第28回 『重要って何』
皆様こんにちは,同志社大学の土屋誠司です。.自然言語処理の第28回目の今回は,重要とは何かについて書いてみたいと思います.
自然言語処理の第27回目の自分の言葉を見つめなおすでも文書要約の技術として少し触れましたが,言語で物事を表現した際,その中には必ず重要な言葉が存在しています.ここで,「重要」とはいったい何を基準に「重要」と判断すれば良いのでしょうか.文書要約の技術では,『手がかり語』,『テーマ語』,『位置情報』,『タイトル』の4つを挙げましたが,別の分野である情報検索の技術も役に立つかと思います.
情報検索をする際には,あらかじめ文書の内容を特徴付ける上で重要な単語を『索引語』として抽出しておきます.この処理のことを『索引付け(インデキシング)』と呼びます.この『索引付け(インデキシング)』が情報検索システムの良し悪しを左右することになり,非常に重要な処理になります.

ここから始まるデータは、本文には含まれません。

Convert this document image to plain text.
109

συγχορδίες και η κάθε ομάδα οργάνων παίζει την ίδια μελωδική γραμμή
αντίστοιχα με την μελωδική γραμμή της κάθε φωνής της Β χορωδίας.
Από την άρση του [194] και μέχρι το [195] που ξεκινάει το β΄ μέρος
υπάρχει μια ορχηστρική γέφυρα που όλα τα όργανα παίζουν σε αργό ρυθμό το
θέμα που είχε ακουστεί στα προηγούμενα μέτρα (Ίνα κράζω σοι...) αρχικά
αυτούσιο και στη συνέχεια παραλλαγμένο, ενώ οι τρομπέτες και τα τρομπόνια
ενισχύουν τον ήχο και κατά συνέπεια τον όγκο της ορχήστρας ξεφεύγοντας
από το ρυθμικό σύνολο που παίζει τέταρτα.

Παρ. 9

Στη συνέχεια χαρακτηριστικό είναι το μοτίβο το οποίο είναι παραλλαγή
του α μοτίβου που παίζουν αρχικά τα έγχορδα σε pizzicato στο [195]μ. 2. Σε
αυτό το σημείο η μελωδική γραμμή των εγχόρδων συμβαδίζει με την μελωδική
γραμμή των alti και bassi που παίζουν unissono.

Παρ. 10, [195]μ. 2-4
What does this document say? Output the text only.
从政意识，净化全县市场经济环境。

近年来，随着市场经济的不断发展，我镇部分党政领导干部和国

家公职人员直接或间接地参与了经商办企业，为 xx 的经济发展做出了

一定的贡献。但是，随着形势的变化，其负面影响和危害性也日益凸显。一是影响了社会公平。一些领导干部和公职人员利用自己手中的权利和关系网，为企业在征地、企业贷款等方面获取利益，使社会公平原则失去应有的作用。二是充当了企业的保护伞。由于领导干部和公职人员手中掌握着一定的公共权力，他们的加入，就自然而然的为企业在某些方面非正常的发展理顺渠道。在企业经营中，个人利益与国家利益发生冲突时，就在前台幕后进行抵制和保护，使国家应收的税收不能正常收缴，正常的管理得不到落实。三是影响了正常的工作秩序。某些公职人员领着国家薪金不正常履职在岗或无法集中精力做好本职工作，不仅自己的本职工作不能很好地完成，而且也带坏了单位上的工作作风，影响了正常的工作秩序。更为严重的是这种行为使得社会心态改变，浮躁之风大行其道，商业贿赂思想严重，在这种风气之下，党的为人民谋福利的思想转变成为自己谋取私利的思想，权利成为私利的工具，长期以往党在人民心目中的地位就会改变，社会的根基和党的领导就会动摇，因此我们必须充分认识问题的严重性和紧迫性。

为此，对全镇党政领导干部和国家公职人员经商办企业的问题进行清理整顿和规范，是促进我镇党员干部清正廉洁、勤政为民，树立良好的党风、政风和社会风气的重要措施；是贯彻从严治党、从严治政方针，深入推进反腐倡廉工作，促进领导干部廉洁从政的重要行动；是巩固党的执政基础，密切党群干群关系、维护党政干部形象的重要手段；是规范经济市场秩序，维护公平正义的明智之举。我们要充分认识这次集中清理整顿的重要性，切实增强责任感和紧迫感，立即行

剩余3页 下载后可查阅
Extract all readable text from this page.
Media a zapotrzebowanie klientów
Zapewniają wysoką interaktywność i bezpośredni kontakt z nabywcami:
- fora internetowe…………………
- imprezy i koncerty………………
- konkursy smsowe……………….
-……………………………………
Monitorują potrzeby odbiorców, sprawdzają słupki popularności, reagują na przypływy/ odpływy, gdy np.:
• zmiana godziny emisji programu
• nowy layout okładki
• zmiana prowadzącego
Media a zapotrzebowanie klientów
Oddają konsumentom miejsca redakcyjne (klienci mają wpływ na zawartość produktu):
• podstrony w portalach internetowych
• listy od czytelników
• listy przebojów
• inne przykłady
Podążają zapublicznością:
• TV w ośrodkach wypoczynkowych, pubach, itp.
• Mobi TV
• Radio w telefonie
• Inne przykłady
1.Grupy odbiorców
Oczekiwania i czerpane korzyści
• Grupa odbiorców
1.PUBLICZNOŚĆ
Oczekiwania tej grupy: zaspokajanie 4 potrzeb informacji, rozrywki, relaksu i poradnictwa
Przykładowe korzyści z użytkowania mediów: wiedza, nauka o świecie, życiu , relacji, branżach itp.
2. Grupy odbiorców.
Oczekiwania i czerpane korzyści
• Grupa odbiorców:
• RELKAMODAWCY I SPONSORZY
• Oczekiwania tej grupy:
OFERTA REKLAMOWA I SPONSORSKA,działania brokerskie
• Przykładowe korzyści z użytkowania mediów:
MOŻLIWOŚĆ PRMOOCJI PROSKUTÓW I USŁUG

この重要性を考えることはやはり非常に複雑なことであり,その昔は人手で『索引付け』を行っていました.しかし,かなりの労力とコストがかかることから,現在では,人手で行った結果も参考にしながら自動的に『索引付け』を行う仕組みが導入されています.自動的に重要性を算出する際には,『TF』と『DF』という二つの考え方を参考にすることが多くあります.
『TF』とは,1つの文書の中である単語が何回出現するかという頻度のことで,1つの文書の中でどれだけ多く利用されているかの指標になります.つまり,多く利用されているということは重要という考え方に基づいています.
もう一つの『DF』は,複数の文書がある際に,ある単語がいくつの文書で出現するかという頻度のことで,どれだけ少ない文書で利用されているかの指標になります.つまり,特定の文書でしか利用されないということは,その文書にとっては非常に重要という考え方に基づいています.『TF』とは逆の考え方かと思います.
これら,2つの考え方から算出された2つの数値を掛け合わせ,1つの数値にすることで,重要性を数値化します.実際には,数値の大きさなどの関係から『DF』は逆数を取った『IDF』という形に変え,『TF・IDF』とし利用されます.
ちなみに,情報検索では,「重要」と一緒に「不要」という考え方も同時に扱うことが一般的です.使用頻度が著しく高く,必要な文書を絞ることができない単語は,情報を検索するという作業においては何の役にも立ちません.そこで,あらかじめ『不要語リスト』として登録しておき,情報を検索する際には利用しないという処理を行います.日本語であれば,助詞,助動詞などが,英語であれば冠詞や前置詞などが『不要語リスト』に登録されます.
高々「重要」ということを表現するだけではありますが,多くの考え方があることを実感していただけるかと思います.次回は,その重要性を測る方法について書いてみたいと思います.